Human capital theory is concerned with finding ways to measure human capital and the rate of return on investments in human capital, both to the individual and to the economy as a whole. The quality of the labor force, or investment in human capital, can be measured in different ways. One way is to measure expenditures on education and training. Since the overall health of workers also affects productivity, investments in medical care are sometimes considered human capital expenditures.

A 1998 survey of 12 developed nations indicated that investment in human capital accounted for at least 10 percent of national income in most countries. This included public and private expenditures on initial education as well as spending on training after school. Policy issues related to such a level of expenditure include what volume of spending would be appropriate, how resources should be allocated among different types of human capital investments, and what part of the cost should be borne by companies, individuals, and government agencies.

Public policy decisions regarding investment in human capital rely on measuring the rates of return on such investments. Restrictive measurements compare the additional earnings from employment of better educated or -trained individuals to the additional social cost of investing in more education. Other less restrictive measurements take into account the social and economic benefits of such investments, such as better public health, lower crime, and a better environment.

Another method of measuring the quality of a country's labor force is to determine its occupational composition. In the United States, for example, the percentage of laborers and unskilled workers has decreased over time, while the percentage of professionals, managers, executives, and technical workers has increased. These changes during the 20th century indicate that the quality of the labor force has risen. Such a change can be quantified to determine how rapidly the average skill level of the labor force has risen over time.
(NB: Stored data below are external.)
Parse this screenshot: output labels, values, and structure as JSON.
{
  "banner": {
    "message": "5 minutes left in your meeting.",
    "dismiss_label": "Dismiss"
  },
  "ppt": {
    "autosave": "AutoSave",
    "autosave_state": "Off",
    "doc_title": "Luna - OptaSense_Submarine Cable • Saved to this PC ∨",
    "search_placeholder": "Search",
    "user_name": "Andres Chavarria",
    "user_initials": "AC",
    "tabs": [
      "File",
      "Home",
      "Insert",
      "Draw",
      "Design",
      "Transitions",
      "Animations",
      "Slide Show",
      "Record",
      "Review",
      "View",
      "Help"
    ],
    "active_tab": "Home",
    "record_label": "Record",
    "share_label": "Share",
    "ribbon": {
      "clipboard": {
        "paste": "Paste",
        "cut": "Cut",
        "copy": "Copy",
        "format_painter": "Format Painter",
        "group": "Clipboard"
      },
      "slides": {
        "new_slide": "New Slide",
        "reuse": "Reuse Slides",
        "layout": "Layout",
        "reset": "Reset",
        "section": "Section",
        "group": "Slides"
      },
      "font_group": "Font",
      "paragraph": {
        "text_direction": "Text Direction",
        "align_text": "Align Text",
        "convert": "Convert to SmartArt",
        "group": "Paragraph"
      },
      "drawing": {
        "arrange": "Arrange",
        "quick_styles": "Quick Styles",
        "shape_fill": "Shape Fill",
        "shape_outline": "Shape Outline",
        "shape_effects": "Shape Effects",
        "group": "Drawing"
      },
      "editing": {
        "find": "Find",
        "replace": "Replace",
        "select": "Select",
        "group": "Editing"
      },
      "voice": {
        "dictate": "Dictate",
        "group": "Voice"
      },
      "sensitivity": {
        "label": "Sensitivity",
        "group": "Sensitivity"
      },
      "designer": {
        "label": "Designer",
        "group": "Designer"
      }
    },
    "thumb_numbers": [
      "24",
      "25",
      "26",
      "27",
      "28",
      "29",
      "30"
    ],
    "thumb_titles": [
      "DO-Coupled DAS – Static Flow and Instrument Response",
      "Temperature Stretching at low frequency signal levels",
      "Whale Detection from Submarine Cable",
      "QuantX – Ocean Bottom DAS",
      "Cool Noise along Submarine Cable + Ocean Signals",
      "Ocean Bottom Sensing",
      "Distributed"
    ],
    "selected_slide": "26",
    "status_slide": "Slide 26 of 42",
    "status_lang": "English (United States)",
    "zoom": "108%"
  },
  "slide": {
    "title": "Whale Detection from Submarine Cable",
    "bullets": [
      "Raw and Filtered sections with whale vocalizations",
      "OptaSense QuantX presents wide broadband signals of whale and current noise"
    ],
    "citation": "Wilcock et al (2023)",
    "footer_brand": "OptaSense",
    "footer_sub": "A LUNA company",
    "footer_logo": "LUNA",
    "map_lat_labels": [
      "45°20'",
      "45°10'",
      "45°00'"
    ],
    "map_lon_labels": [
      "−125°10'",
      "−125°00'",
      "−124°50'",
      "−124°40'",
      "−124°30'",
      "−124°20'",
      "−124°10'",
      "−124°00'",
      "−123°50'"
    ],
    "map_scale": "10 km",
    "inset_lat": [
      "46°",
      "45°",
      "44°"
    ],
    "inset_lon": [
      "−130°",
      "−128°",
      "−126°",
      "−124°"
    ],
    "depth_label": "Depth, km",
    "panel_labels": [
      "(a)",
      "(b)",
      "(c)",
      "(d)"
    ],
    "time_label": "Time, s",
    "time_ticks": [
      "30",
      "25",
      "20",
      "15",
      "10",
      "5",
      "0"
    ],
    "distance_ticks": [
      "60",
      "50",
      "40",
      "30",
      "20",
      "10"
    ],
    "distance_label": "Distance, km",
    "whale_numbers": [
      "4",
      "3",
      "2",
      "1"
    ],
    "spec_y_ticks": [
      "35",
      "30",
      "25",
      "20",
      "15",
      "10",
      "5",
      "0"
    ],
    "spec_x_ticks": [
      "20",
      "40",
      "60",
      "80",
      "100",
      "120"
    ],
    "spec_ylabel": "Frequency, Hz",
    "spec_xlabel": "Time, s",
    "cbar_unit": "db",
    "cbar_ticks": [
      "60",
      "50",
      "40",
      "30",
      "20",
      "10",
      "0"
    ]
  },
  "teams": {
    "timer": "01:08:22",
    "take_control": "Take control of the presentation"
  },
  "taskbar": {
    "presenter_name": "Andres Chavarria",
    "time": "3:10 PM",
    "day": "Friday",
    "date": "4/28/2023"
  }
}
Studies have shown that investments in human capital are essential for sustaining economic growth over time. The law of diminishing returns suggests that investments in physical capital and land eventually fail to result in economic growth. Yet, countries such as the United States, Japan, and many European nations have sustained economic growth over the past century. Heavy investment in the training of workers and a better educated labor force are given credit for much of the growth in per capita incomes and economic productivity. A comparison of modern, educated farmers with farmers in traditional economies shows the need for educating workers to help them cope with changing technologies.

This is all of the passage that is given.